SRCCL summary for policymakers (SPM)

In "Chapter 5: Changing Ocean, Marine Ecosystems, and Dependent Communities", the authors warn that marine organisms are being affected by ocean warming with direct impacts on human communities, fisheries, and food production. The Times said that it is likely that there will be a 15% decrease in the number of marine animals and a decrease of 21% to 24% in the "catches by fisheries in general" by the end of the 21st century because of climate change.

Decline of snow and lake ice cover

In "Chapter 3: Polar Regions", the authors reported that there has been a decline of snow and lake ice cover. From 1967 to 2018, the extent of snow in June decreased at a rate of "13.4 ± 5.4% per decade".

Thawing permafrost

Future climate-induced changes to permafrost "will drive habitat and biome shifts, with associated changes in the ranges and abundance of ecologically-important species." As permafrost soil melts, there is a possibility that carbon will be unleashed. The permafrost soil carbon pool is much "larger than carbon stored in plant biomass". "Expert assessment and laboratory soil incubation studies suggest that substantial quantities of C (tens to hundreds Pg C) could potentially be transferred from the permafrost carbon pool into the atmosphere under the Representative Concentration Pathway (RCP) 8.5" projection.

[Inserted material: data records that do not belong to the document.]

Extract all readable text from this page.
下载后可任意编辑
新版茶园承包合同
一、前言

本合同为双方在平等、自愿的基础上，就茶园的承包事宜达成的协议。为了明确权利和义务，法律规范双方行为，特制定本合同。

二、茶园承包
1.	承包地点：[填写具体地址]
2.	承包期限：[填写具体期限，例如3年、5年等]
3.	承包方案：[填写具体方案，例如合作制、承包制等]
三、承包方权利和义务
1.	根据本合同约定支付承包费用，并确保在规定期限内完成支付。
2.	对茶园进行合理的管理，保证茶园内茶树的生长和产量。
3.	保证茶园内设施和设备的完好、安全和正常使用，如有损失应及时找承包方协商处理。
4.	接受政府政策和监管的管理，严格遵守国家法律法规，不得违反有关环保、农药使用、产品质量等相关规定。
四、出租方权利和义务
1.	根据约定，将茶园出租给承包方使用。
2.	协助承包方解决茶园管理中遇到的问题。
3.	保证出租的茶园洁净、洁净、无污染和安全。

Low-lying islands and coasts

In the final section on low-lying islands and coasts (LLIC), the report says that cities and megacities—including New York City, Tokyo, Jakarta, Mumbai, Shanghai, Lagos And Cairo—are "at serious risk from climate-related ocean and cryosphere changes." If emissions remain high, some low-lying islands are likely to become "uninhabitable" by the end of the 21st century. Low lying areas including islands and the Low Elevation Coastal Zone were estimated have approximately 625 million people living in them based on 2000 estimates, with most in "non-developed contexts."

Reactions

The New York Times headlined their 25 September article with "We're All in Big Trouble". According to the Times, "Sea levels are rising at an ever-faster rate as ice and snow shrink, and oceans are getting more acidic and losing oxygen." The article cited Princeton University's Michael Oppenheimer, who was one of the report's lead authors who said that, "The oceans and the icy parts of the world are in big trouble, and that means we're all in big trouble, too. The changes are accelerating." IPCC Working Group I Co-Chair, Valérie Masson-Delmotte, was quoted as saying in Monaco, that "Climate change is already irreversible. Due to the heat uptake in the ocean, we can't go back."

The BBC headline referred to a red alert on the Blue Planet.

The Economist said that the "world's oceans are getting warmer, stormier and more acidic. They are becoming less productive as the ecosystems within them collapse. Melting glaciers and ice sheets are causing sea levels to rise, increasing the risk of inundation and devastation to hundreds of millions of people living in coastal areas."

PBS NewsHour cited National Oceanic and Atmospheric Administration's (NOAA) Ko Barrett, who is also a vice chair of IPCC, saying, "Taken together, these changes show that the world's ocean and cryosphere have been taking the heat for climate change for decades. The consequences for nature are sweeping and severe."

The Atlantic called it a blockbuster report.

National Geographic said that according to the report, "These challenges are only going to get worse unless countries make lightning-fast moves to eliminate greenhouse gas emissions... But strong, decisive action could still forestall or evade some of the worst impacts."